Die Frage, ob mehr Kontrollen nutzen, beantwortet sich bei der Betrachtung der
Zertifizierungen des betroffenen Unternehmens fast schon von selbst. Laut deren
Internetseite ist ihre Qualitätssicherung auf hohem Niveau: Zertifikat
ISO9001:2008, Zertifikat GMP+ B2, Zertifikat HACCP und zusätzlicher
Systemteilnahme bei QS. Das ist eigentlich mehr als ausreichend. Wenn man
danach handelt. Eine simple Wareneingangskontrolle von entsprechend geschultem
Fachpersonal hätte reichen müssen, um zu erkennen, welche Anlieferungen für
welche Produktionslinien taugen und welche vor allem nicht.
Das scheint nicht der Fall gewesen zu sein. Besonders brisant an diesem Fall
ist auch die Tatsache, dass das Unternehmen nicht nur Futtermittelbestandteile,
sondern auch technische Produkte herstellt. Entsprechend kann man hier nicht
nach schärferen Kontrollen rufen sondern schlicht und einfach nach Justitia.

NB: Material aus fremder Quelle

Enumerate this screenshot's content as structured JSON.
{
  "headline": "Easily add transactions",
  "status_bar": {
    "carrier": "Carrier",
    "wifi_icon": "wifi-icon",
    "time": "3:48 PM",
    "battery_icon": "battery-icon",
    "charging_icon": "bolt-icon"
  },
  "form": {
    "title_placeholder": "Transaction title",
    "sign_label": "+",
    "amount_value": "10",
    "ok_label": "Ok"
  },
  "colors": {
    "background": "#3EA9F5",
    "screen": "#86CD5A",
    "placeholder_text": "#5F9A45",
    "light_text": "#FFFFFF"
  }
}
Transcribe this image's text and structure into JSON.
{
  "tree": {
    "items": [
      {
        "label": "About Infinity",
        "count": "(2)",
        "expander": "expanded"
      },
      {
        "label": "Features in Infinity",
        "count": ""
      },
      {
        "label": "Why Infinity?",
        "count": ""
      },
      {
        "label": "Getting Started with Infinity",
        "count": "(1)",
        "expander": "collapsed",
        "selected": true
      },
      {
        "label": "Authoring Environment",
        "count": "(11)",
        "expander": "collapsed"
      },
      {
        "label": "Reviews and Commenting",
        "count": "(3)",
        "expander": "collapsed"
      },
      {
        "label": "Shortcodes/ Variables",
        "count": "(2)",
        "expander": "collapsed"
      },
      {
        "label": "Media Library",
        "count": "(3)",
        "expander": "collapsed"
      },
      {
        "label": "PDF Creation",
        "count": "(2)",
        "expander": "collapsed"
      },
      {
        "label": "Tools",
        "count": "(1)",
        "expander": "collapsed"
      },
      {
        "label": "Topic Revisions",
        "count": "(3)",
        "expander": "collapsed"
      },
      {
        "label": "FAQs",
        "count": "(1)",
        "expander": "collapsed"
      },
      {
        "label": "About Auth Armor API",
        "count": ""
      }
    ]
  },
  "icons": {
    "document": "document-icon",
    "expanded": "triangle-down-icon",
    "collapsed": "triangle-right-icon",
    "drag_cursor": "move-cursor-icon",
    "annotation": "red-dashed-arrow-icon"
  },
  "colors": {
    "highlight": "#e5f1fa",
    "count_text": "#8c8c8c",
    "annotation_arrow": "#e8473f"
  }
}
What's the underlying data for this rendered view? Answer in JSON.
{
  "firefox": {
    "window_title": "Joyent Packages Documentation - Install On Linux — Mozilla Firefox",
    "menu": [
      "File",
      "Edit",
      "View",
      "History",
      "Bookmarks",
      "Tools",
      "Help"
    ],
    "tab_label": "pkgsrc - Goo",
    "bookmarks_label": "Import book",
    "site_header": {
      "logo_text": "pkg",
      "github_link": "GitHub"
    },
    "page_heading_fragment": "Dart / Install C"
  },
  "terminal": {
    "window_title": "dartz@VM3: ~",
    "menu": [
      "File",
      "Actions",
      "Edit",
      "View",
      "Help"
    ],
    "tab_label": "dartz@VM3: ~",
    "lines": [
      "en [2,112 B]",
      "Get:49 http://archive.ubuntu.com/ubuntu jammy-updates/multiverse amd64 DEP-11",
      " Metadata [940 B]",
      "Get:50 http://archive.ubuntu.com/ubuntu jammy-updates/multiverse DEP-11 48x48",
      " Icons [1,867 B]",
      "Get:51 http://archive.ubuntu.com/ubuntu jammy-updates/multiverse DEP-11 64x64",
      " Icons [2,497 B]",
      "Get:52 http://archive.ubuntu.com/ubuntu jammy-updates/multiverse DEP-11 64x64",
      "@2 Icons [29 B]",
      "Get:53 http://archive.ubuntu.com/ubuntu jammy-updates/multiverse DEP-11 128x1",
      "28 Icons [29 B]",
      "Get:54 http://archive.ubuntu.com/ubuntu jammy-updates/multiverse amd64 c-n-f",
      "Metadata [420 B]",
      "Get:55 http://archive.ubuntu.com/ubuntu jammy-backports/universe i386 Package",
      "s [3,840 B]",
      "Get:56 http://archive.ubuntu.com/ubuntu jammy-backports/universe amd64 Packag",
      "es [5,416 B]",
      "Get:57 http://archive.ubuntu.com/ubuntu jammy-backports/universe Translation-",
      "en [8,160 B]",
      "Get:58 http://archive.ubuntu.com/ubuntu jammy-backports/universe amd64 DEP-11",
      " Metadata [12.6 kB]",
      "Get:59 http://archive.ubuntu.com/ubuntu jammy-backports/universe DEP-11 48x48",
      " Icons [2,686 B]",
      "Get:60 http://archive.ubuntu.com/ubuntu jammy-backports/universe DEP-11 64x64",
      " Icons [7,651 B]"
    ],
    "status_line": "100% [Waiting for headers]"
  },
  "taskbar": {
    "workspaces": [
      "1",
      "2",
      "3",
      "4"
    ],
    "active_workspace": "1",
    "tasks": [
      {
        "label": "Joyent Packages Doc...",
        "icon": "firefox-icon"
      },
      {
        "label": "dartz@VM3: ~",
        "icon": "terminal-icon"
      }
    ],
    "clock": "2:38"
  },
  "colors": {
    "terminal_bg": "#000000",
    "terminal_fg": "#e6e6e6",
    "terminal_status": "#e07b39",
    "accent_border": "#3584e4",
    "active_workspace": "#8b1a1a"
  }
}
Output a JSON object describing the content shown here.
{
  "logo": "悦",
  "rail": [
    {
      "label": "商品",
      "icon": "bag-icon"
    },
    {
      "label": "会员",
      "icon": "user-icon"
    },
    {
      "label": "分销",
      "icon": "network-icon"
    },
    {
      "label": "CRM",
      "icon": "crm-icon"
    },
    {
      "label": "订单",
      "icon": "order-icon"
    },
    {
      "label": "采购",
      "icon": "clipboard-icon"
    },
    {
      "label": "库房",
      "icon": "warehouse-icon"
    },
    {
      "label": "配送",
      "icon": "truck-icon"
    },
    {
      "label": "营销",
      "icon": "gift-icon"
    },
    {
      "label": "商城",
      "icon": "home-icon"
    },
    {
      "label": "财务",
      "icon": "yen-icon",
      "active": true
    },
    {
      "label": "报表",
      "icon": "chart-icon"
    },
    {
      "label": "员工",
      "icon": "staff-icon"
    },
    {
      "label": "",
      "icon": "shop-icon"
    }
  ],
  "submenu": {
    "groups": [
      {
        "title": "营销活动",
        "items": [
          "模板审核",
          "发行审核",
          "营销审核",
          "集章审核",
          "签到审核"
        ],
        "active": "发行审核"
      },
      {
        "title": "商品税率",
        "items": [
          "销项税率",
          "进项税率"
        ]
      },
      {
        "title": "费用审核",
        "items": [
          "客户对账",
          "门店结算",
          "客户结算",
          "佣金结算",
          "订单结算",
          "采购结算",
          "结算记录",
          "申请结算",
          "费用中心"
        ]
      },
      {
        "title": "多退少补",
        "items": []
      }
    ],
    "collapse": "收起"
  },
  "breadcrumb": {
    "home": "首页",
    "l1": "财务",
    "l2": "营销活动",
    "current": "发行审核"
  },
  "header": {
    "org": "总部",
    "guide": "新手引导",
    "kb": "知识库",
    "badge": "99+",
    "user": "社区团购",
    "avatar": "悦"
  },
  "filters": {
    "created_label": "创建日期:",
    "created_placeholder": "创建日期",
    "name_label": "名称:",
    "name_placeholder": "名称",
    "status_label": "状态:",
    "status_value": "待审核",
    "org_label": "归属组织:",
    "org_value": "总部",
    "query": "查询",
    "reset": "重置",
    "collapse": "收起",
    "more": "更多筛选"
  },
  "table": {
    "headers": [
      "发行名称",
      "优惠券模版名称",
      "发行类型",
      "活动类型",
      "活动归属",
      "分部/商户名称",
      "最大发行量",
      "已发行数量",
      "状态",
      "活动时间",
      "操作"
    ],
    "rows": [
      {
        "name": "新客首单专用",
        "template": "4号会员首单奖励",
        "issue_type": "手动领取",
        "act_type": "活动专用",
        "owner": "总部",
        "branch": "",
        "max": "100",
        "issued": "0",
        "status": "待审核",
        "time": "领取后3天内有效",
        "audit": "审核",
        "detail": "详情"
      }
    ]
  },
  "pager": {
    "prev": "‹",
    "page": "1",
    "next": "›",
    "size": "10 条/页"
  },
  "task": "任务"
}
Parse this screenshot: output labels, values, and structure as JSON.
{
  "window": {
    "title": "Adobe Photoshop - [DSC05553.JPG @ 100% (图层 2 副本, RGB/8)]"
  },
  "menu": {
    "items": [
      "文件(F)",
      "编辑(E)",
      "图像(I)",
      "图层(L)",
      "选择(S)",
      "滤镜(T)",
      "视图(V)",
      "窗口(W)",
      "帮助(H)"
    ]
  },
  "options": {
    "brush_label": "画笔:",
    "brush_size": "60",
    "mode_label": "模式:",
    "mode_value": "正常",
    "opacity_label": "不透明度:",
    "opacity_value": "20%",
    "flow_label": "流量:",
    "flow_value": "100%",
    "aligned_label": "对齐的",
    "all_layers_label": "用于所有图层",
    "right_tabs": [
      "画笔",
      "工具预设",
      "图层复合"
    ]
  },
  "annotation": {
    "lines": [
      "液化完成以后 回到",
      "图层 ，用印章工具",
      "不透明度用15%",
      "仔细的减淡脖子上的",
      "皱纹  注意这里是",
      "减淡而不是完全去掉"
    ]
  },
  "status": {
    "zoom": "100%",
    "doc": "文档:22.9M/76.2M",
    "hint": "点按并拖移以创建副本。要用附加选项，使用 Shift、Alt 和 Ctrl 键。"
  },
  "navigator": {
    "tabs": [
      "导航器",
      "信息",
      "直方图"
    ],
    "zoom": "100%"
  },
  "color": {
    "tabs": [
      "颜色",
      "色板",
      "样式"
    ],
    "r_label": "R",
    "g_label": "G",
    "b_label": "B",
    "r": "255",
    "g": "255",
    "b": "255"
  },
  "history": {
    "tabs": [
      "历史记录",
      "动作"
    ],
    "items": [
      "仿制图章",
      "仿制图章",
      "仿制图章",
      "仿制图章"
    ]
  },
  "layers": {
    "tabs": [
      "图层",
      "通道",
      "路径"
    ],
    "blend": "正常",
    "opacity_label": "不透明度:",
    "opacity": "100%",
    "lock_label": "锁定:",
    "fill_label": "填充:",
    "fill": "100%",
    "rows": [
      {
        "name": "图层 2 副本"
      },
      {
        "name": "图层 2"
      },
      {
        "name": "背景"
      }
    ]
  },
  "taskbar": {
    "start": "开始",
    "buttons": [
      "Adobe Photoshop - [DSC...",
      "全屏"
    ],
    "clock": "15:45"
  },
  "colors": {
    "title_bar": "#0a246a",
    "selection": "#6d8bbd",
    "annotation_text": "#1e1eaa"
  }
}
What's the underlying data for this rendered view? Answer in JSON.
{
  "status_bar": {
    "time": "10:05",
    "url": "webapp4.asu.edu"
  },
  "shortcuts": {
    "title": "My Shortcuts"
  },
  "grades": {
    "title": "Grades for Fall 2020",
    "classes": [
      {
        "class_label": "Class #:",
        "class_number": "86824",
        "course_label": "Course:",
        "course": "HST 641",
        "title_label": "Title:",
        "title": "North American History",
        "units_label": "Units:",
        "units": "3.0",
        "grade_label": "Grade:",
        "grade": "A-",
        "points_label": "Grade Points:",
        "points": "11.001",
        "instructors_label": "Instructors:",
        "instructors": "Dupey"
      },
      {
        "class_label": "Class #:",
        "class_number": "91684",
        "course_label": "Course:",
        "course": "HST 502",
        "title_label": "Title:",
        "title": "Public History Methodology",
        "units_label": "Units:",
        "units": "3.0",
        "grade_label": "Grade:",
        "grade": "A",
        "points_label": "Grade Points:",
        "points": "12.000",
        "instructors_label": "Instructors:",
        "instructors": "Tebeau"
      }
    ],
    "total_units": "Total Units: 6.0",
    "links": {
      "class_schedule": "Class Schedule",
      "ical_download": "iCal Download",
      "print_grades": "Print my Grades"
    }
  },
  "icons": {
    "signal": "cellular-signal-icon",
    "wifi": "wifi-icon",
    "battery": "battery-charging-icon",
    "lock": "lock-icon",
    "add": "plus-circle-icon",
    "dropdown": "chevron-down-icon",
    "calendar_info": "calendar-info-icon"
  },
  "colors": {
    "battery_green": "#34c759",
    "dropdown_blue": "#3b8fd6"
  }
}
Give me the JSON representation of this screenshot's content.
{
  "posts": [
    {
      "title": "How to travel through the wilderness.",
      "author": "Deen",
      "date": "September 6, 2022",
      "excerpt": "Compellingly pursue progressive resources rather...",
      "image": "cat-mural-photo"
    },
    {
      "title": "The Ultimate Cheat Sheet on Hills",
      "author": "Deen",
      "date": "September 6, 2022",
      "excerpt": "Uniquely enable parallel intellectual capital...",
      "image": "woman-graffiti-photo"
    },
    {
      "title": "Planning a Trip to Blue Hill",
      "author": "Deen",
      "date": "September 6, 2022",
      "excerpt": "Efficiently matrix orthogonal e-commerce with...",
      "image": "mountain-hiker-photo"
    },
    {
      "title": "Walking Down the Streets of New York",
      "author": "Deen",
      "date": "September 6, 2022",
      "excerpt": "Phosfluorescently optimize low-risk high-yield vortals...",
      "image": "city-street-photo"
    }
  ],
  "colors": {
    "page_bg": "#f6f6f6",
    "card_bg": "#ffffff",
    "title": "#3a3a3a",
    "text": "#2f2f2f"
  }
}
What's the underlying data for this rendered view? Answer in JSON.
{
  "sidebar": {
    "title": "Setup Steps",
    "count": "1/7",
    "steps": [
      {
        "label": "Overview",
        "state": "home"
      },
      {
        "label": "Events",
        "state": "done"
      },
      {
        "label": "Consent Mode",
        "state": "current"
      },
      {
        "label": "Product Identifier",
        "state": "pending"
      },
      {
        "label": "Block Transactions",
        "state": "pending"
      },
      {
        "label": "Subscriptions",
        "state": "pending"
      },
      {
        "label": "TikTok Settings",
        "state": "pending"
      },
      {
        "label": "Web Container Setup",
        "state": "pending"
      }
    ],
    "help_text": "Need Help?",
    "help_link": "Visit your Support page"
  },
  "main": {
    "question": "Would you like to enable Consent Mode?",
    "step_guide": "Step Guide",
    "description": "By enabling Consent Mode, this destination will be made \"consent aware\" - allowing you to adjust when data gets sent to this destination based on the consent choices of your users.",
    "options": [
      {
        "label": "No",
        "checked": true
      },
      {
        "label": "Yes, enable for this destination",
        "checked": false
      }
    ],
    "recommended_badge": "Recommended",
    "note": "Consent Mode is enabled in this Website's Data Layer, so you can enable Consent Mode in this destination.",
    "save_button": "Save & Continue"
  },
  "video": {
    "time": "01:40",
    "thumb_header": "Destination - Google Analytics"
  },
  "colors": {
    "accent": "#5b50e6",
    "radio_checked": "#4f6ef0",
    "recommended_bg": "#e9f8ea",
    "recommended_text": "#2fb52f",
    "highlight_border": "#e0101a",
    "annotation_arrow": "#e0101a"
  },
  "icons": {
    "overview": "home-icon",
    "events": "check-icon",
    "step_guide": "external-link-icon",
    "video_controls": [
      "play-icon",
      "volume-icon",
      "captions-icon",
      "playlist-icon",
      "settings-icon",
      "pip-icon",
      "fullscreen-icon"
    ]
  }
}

Die Staatsanwaltschaft Itzehoe hat entsprechend gehandelt und ein
Ermittlungsverfahren gegen Siegfried Sievert, den Geschäftsführer von Harles
& Jentzsch, sowie gegen weitere Verantwortliche des Unternehmens
eingeleitet.
Langfristige Konsequenzen werden auch von Bundesverbraucherministerin Ilse
Aigner gemeinsam mit den zuständigen Bundesländern geprüft: "Es stellt
sich die Frage, ob es nicht ein zu hohes Risiko darstellt, wenn Betriebe, die
Bestandteile für Futtermittel liefern, gleichzeitig technische Produkte
vertreiben, die unter keinen Umständen in Lebensmittel oder Futtermittel
gelangen dürfen. Es darf nicht sein, dass auf einem Betriebsgelände womöglich
ein Knopfdruck genügt, um durch das Öffnen eines falschen Ventils hochriskante
Stoffe, die legal lagern, illegal in Futtermittel einzumischen. Dem müssen wir
einen Riegel vorschieben", so Aigner. Die Frage nach der Haftpflicht und
entsprechenden Ausfallentschädigungen für die betroffenen Landwirte wird die
Gerichte sicher noch Monate beschäftigen. (aid)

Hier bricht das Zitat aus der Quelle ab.